Owen was ashamed of himself for feeling a sense of relief when the hospital called to tell him Sandy Kane hadn’t survived. She had been one of his most difficult cases, though, and he really hadn’t held up much hope of his being able to help in more than the most minor ways. He’d been worried she was becoming dangerous, especially since she had recently begun to stalk him, trying to get him to let her into his house at night, telling him she loved him, all the while hallucinating that her own house was full of ghouls playing tricks on her. He probably should have tried to get her into a psychiatric hospital months ago. He sat there with his martini and his guilt and his shame.

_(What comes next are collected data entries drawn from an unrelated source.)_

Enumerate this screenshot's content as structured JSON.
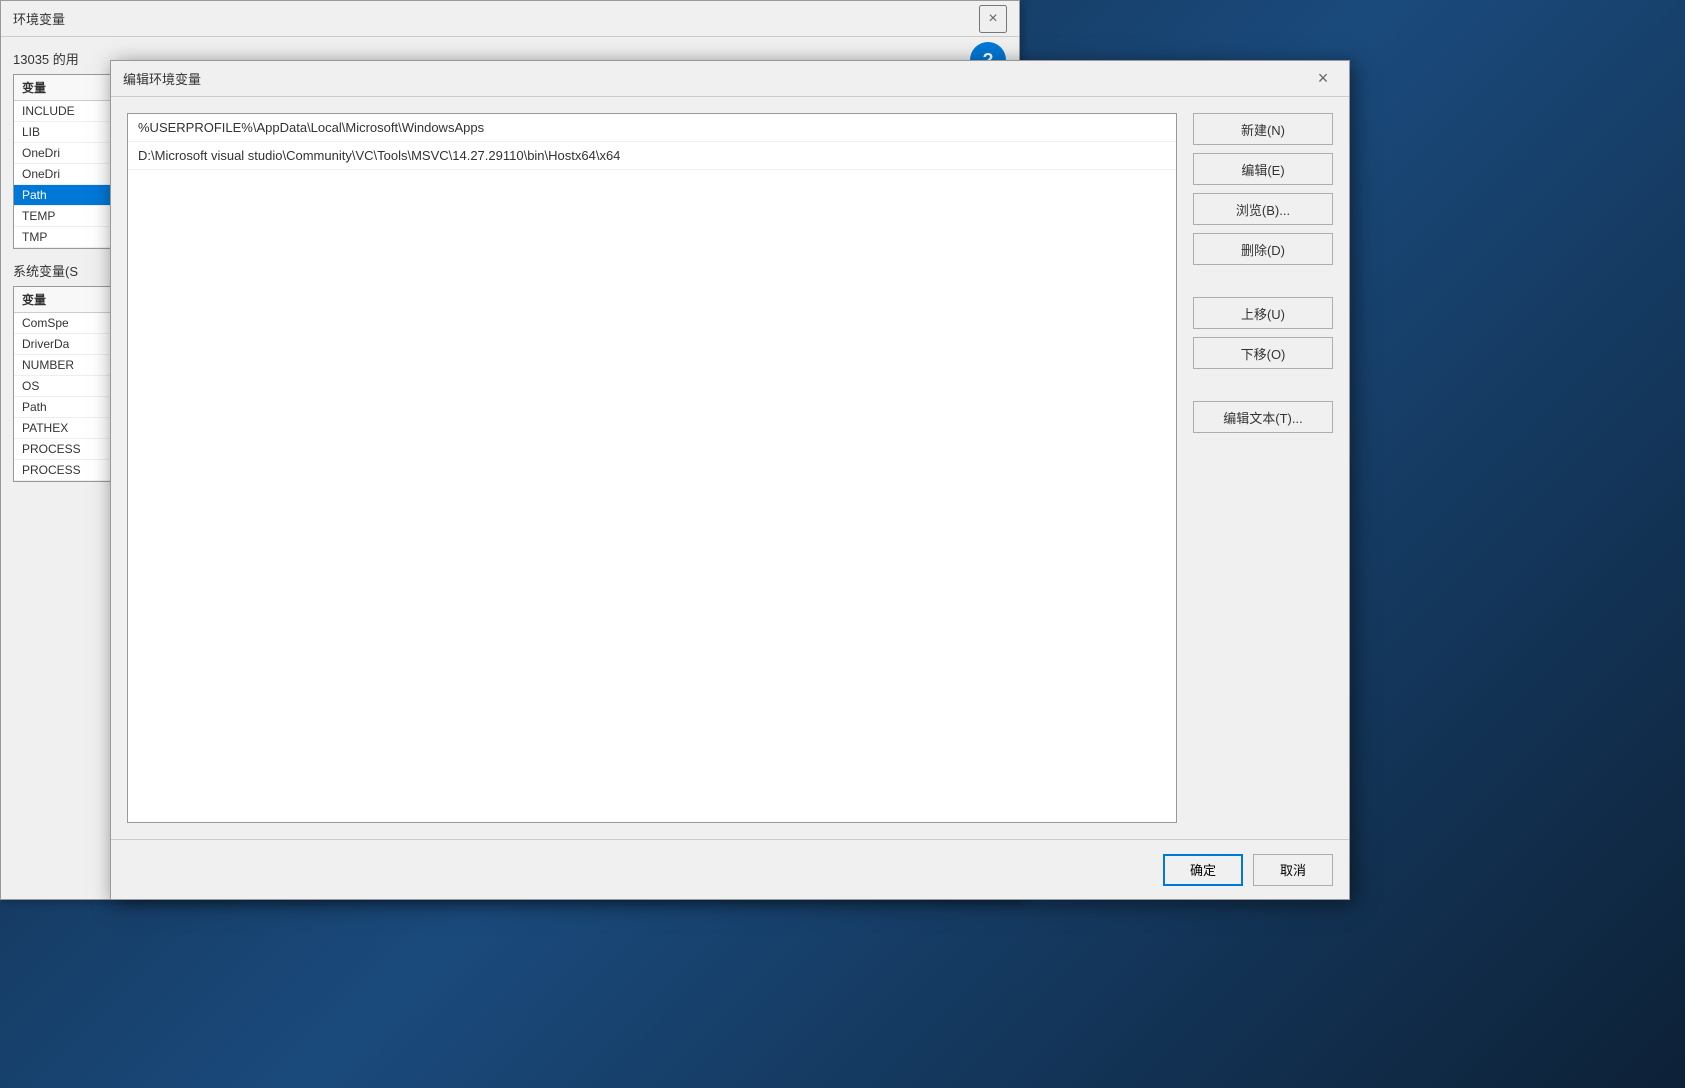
{
  "desktop": {
    "background_color": "#1a3a5c"
  },
  "bg_window": {
    "title": "环境变量",
    "close_label": "×",
    "help_label": "?",
    "user_section_label": "13035 的用",
    "user_table_header": "变量",
    "user_rows": [
      {
        "name": "INCLUDE",
        "selected": false
      },
      {
        "name": "LIB",
        "selected": false
      },
      {
        "name": "OneDri",
        "selected": false
      },
      {
        "name": "OneDri",
        "selected": false
      },
      {
        "name": "Path",
        "selected": true
      },
      {
        "name": "TEMP",
        "selected": false
      },
      {
        "name": "TMP",
        "selected": false
      }
    ],
    "system_section_label": "系统变量(S",
    "system_table_header": "变量",
    "system_rows": [
      {
        "name": "ComSpe",
        "selected": false
      },
      {
        "name": "DriverDa",
        "selected": false
      },
      {
        "name": "NUMBER",
        "selected": false
      },
      {
        "name": "OS",
        "selected": false
      },
      {
        "name": "Path",
        "selected": false
      },
      {
        "name": "PATHEX",
        "selected": false
      },
      {
        "name": "PROCESS",
        "selected": false
      },
      {
        "name": "PROCESS",
        "selected": false
      }
    ]
  },
  "main_dialog": {
    "title": "编辑环境变量",
    "close_label": "×",
    "path_entries": [
      {
        "text": "%USERPROFILE%\\AppData\\Local\\Microsoft\\WindowsApps",
        "selected": false
      },
      {
        "text": "D:\\Microsoft visual studio\\Community\\VC\\Tools\\MSVC\\14.27.29110\\bin\\Hostx64\\x64",
        "selected": false
      }
    ],
    "buttons": {
      "new_label": "新建(N)",
      "edit_label": "编辑(E)",
      "browse_label": "浏览(B)...",
      "delete_label": "删除(D)",
      "move_up_label": "上移(U)",
      "move_down_label": "下移(O)",
      "edit_text_label": "编辑文本(T)..."
    },
    "footer": {
      "ok_label": "确定",
      "cancel_label": "取消"
    }
  }
}
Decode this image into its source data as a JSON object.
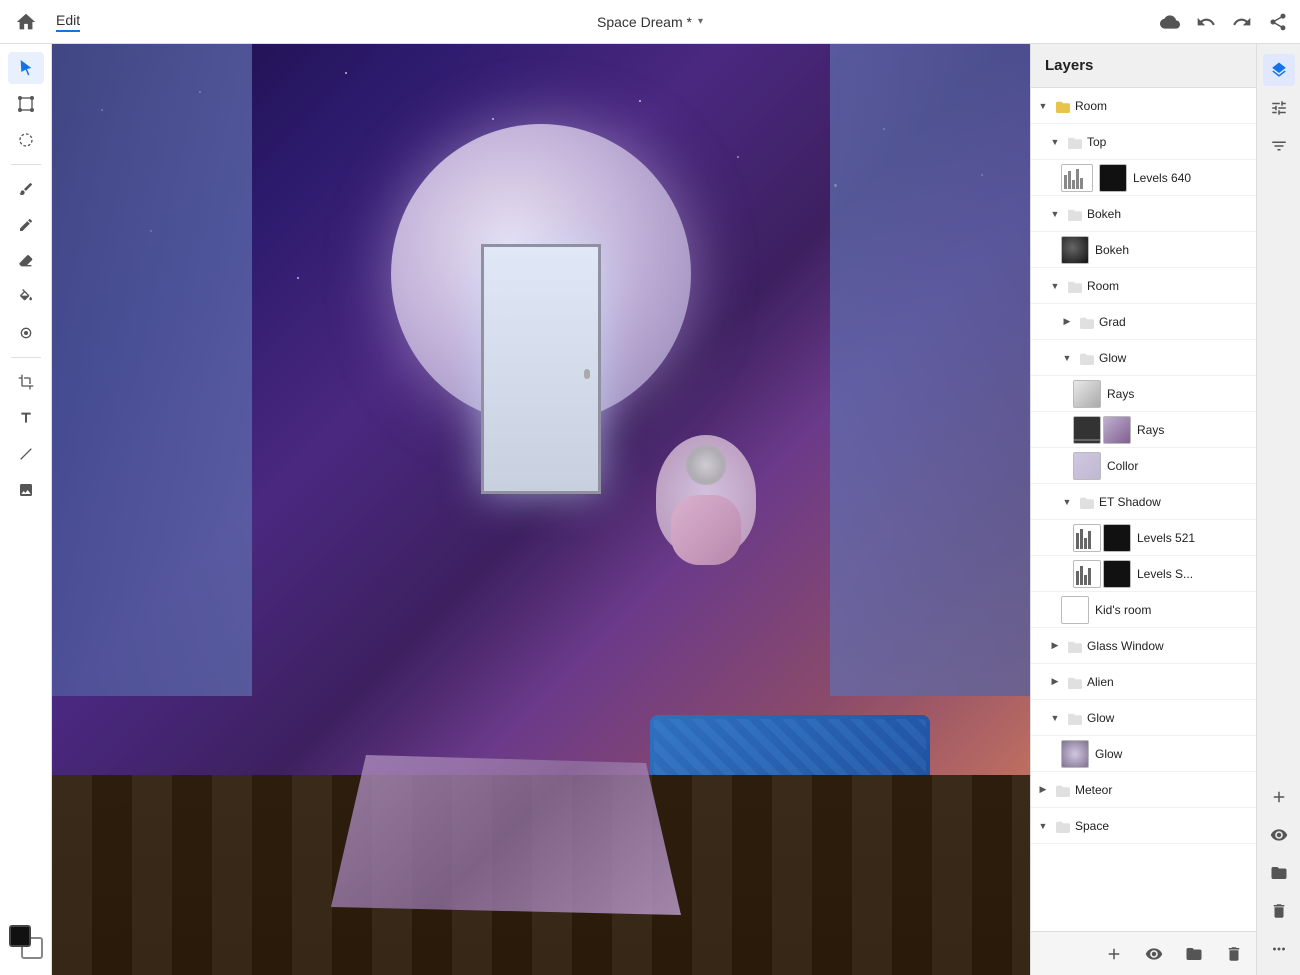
{
  "topbar": {
    "home_title": "Home",
    "edit_label": "Edit",
    "doc_title": "Space Dream *",
    "chevron": "▾"
  },
  "layers_panel": {
    "title": "Layers",
    "items": [
      {
        "id": "room-group",
        "name": "Room",
        "type": "group",
        "indent": 0,
        "expanded": true,
        "eye": "visible",
        "eye_hidden": false
      },
      {
        "id": "top-group",
        "name": "Top",
        "type": "group",
        "indent": 1,
        "expanded": true,
        "eye": "visible",
        "eye_hidden": false
      },
      {
        "id": "levels640",
        "name": "Levels 640",
        "type": "layer",
        "indent": 2,
        "thumb": "levels",
        "eye": "visible",
        "eye_hidden": false
      },
      {
        "id": "bokeh-group",
        "name": "Bokeh",
        "type": "group",
        "indent": 1,
        "expanded": true,
        "eye": "visible",
        "eye_hidden": false
      },
      {
        "id": "bokeh-layer",
        "name": "Bokeh",
        "type": "layer",
        "indent": 2,
        "thumb": "bokeh",
        "eye": "visible",
        "eye_hidden": false
      },
      {
        "id": "room-group2",
        "name": "Room",
        "type": "group",
        "indent": 1,
        "expanded": true,
        "eye": "visible",
        "eye_hidden": false
      },
      {
        "id": "grad-group",
        "name": "Grad",
        "type": "group",
        "indent": 2,
        "expanded": false,
        "eye": "visible",
        "eye_hidden": false
      },
      {
        "id": "glow-group",
        "name": "Glow",
        "type": "group",
        "indent": 2,
        "expanded": true,
        "eye": "visible",
        "eye_hidden": false
      },
      {
        "id": "rays-layer",
        "name": "Rays",
        "type": "layer",
        "indent": 3,
        "thumb": "rays",
        "eye": "visible",
        "eye_hidden": false
      },
      {
        "id": "rays-layer2",
        "name": "Rays",
        "type": "layer",
        "indent": 3,
        "thumb": "rays2",
        "eye": "visible",
        "eye_hidden": false
      },
      {
        "id": "collor-layer",
        "name": "Collor",
        "type": "layer",
        "indent": 3,
        "thumb": "collor",
        "eye": "visible",
        "eye_hidden": false
      },
      {
        "id": "etshadow-group",
        "name": "ET Shadow",
        "type": "group",
        "indent": 2,
        "expanded": true,
        "eye": "visible",
        "eye_hidden": true
      },
      {
        "id": "levels521",
        "name": "Levels 521",
        "type": "layer",
        "indent": 3,
        "thumb": "levels521",
        "eye": "visible",
        "eye_hidden": true
      },
      {
        "id": "levelss",
        "name": "Levels S...",
        "type": "layer",
        "indent": 3,
        "thumb": "levelss",
        "eye": "visible",
        "eye_hidden": true
      },
      {
        "id": "kidsroom",
        "name": "Kid's room",
        "type": "layer",
        "indent": 2,
        "thumb": "kidroom",
        "eye": "visible",
        "eye_hidden": false
      },
      {
        "id": "glasswindow-group",
        "name": "Glass Window",
        "type": "group",
        "indent": 1,
        "expanded": false,
        "eye": "visible",
        "eye_hidden": false
      },
      {
        "id": "alien-group",
        "name": "Alien",
        "type": "group",
        "indent": 1,
        "expanded": false,
        "eye": "visible",
        "eye_hidden": false
      },
      {
        "id": "glow-group2",
        "name": "Glow",
        "type": "group",
        "indent": 1,
        "expanded": true,
        "eye": "visible",
        "eye_hidden": false
      },
      {
        "id": "glow-layer2",
        "name": "Glow",
        "type": "layer",
        "indent": 2,
        "thumb": "glow",
        "eye": "visible",
        "eye_hidden": false
      },
      {
        "id": "meteor-group",
        "name": "Meteor",
        "type": "group",
        "indent": 0,
        "expanded": false,
        "eye": "visible",
        "eye_hidden": false
      },
      {
        "id": "space-group",
        "name": "Space",
        "type": "group",
        "indent": 0,
        "expanded": true,
        "eye": "visible",
        "eye_hidden": false
      }
    ]
  },
  "right_tools": [
    {
      "name": "layers-icon",
      "label": "▤",
      "active": false
    },
    {
      "name": "adjust-icon",
      "label": "⊞",
      "active": true
    },
    {
      "name": "filters-icon",
      "label": "≡",
      "active": false
    }
  ],
  "layer_actions": [
    {
      "name": "add-layer-btn",
      "label": "+"
    },
    {
      "name": "eye-btn",
      "label": "👁"
    },
    {
      "name": "folder-btn",
      "label": "📁"
    },
    {
      "name": "delete-btn",
      "label": "🗑"
    },
    {
      "name": "more-btn",
      "label": "•••"
    }
  ]
}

The dog whined to come inside. He hadn’t even made it to the back door before the whining had practically turned into a full howl, and Curtis was scratching frantically at the door. As he opened the door, Curtis desperately raced inside and under the kitchen table. Odd behavior for the dog, and Owen peered through the storm door to see if some other dog had been chasing him. There, under the street lamp, trudging toward him was a large figure of a man, hunching over it seemed. Owen looked more closely. The man had an unusually pale face, and he was carrying the limp body of a thin woman in his arms.

THE END

(So, now that I've subjected everyone to this story, time to vote. Anyone want me to post other ghost stories in serial form like this, or have you had enough? I promise I won't be the least bit offended if the latter. These are fun to write, but I don't have much vested in them. In the event of a tie, I will quit posting them, basically because I'm lazy, and it's a little bit of work.)

3 comments:

Anonymous said...

Don't stop! It's good and I love stories in installments, it builds up the suspense (not that it needs to, mind you)!

Anonymous said...

Excellent. More please.

Emily Barton said...

Well, two yeas, so far. Guess that means you two will be reading about more ghostly visions in 2009. Thanks!